Building Trust In Online Businesses
As mentioned earlier, many financial transactions now take place online. This increases the risk to customers because it is harder for them to verify a person’s identity online compared to offline where they can see them interacting with others and checking documents such as a license or passport. All of these factors make it difficult for companies such as PayPal to build trust among customers by showing that their practices are safe and secure.
A lot of these issues have been addressed by making sure that all online transactions are encrypted so that hackers cannot access sensitive information. This has helped companies such as PayPal gain greater adoption rates from consumers who may be wary about transacting digitally for the first time.
What Does Blockchain Technology Offer?
Blockchain technologies have been catching the eye of regulators around the world since they help create more transparent and secure transactions. Estonian bank LHV has tested blockchain technology for trading securities while SWIFT, the global messaging system used by many banks, is running a proof-of-concept study on how it can be used to track financial transactions.

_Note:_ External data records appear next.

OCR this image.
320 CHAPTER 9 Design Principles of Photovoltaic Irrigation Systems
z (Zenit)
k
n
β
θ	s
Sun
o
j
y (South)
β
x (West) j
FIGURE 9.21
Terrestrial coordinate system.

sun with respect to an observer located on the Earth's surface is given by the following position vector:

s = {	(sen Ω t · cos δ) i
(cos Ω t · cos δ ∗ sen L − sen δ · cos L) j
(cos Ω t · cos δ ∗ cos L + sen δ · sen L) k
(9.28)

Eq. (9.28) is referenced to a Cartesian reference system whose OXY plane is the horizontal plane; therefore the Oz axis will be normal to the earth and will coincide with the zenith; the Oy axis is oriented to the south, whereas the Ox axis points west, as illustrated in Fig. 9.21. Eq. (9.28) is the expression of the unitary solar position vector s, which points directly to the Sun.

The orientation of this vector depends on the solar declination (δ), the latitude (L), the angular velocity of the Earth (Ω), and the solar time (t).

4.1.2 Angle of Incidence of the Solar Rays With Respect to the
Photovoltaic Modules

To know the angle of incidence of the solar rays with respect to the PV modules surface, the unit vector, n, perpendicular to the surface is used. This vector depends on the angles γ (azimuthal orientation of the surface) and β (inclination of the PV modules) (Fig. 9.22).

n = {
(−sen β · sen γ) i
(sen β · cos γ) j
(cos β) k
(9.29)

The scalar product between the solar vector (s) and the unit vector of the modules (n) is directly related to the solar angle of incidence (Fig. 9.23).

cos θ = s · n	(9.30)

This paves the way for more open competition in the market since regulators may then have a more difficult time enforcing policies that only help the large institutions as they would not be able to keep blockchain technology from being adopted. This could also improve trust among customers by reducing instances of fraud and money laundering, which has been a problem in some countries where there is little regulation or enforcement.
FinTech is an interesting dynamic that will have a profound impact both on the banking sector as well as financial services at large. Although there are some dangers associated with increased fragmentation, these should be weighed up against many potential benefits for customers.
Furthermore, even those companies which struggle to adapt quickly enough to the shifting marketplace may still survive because they can provide essential services such as infrastructure development or regulatory oversight. In this respect, FinTech stands not only to disrupt existing business models but also to create new opportunities for entrepreneurs and investors alike.